Supreme Court wants DOJ POV on RS-DVR

The case questioning the legality of cable TV firm Cablevision Systems's planned Remote Storage-DVR service (RS-DVR) has made it to the U.S. Supreme Court. But it could be months before new action happens, as the Supremes yesterday kicked the case over to the U.S. Department of Justice to seek a brief on the federal government's view on the matter before the high court conducts its own review.

Several entertainment companies had sought to block Cablevision's efforts to deploy what is essentially a network-based DVR because, they argued, the service broke copyright laws. They appealed to the Supreme Court after a circuit court of appeals ruled last summer that the Cablevision service-on hold since the case began, but reportedly scheduled for a return this year-was lawful.

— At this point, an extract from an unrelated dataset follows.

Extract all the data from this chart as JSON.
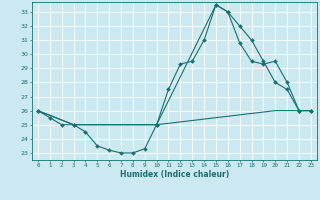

The case has huge implications, because many service providers would like to offer some variation on a RS-DVR or N-DVR capability.

"It's a business decision," Terry Denson, Verizon Communications vice president of content and programming, told FierceIPTV at CES 2009 last week. "Of course, we could do a network-based DVR service, but it doesn't make sense to think about it now if the rights and legal pathways are not clear."

Denson said he believed that Cablevision drew the ire of the content industry because it did not sufficiently lobby the content industry for the so-called "expressed" grants to those rights.

Also at CES 2009, Microsoft announced a Mediaroom Anytime capability that behaves much like a N-DVR service. The company already has one customer in Asia for the capability, but it is believed U.S. carriers may not buy in until the Cablevision RS-DVR case concludes.